Social Media as Pyramid Scheme / Attention Game
- Commenters resonate with the author’s “pyramid scheme” framing: platforms need endless new creators to feed engagement while only a few benefit.
- Social media is reframed as a massively multiplayer game where the objective is followers and “internet points,” often detached from real expertise.
- Algorithms are seen as optimizing for addiction and outrage, not value; feeds have drifted from social graphs to engagement-maximizing entertainment.
LinkedIn, Facebook, and Manipulative Growth Tactics
- Strong disdain for LinkedIn’s feed, vanity posts, and aggressive notifications. Advice: treat it as a static resume and referral tool, not a place to “be active.”
- Facebook’s auto-login “magic links” from marketing emails are viewed as disrespectful and insecure, seemingly used to inflate “active user” metrics.
- Users describe both platforms as spammy, low-signal, and full of hype or outright fabrications about professional accomplishment.
Mental Health, Addiction, and Harmful Content
- Multiple people describe quitting or heavily restricting Reddit, Instagram, TikTok, etc., citing anxiety, doomscrolling, and constant distraction.
- A vivid example: waking up to an algorithmically served execution video, leading to day-long anxiety and a decision to “log off.”
- Some argue moderation at scale is inherently imperfect; others focus less on moderation and more on the inherent harms of slot-machine-style short video.
Minimal Phones, Boredom, and Analog Habits
- Several report switching to feature phones or stripping smartphones of apps, rediscovering boredom, deeper focus, and enjoyment of movies/books.
- There’s debate whether this is niche “chattering class” backlash or an early sign of broader pushback against pervasive, attention-draining tech.
Alternatives: Blogs, RSS, Small Networks
- Strong enthusiasm for blogs, email newsletters, and RSS as “pure,” user-controlled tech for following creators without algorithms.
- People highlight small forums, IRC, Discord servers, private group chats, and self-hosted sites as closer to the “old internet” and more genuinely social.

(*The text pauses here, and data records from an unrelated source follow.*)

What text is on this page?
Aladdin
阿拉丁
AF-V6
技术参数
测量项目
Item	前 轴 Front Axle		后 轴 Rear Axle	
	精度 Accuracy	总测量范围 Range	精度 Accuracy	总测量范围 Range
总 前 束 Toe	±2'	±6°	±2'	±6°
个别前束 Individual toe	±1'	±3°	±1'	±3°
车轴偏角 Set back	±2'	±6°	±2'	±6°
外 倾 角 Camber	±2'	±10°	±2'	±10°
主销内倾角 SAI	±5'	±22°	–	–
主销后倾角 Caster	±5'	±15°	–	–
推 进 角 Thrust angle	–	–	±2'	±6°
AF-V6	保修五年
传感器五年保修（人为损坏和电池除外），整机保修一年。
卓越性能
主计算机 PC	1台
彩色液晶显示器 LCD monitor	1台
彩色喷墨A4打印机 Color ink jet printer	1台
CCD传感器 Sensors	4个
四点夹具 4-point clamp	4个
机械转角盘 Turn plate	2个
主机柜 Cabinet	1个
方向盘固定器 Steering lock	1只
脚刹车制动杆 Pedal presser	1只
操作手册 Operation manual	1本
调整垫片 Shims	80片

- Some envision paid, small-scale social platforms (limited connections, no ads, no algorithmic feed) or LLM-based personal filters sitting between users and feeds.
Using Social Media Strategically (or Not at All)
- Some insist social media can still be powerful if used surgically: posting substantive work into niche communities, guesting on established channels, or treating platforms as write-only broadcast outlets.
- Others conclude that for many careers and small businesses, the requirement to be a constant “personal brand” is mentally unsustainable, and that word-of-mouth, curated channels, and owned platforms (blogs/newsletters) are healthier long-term.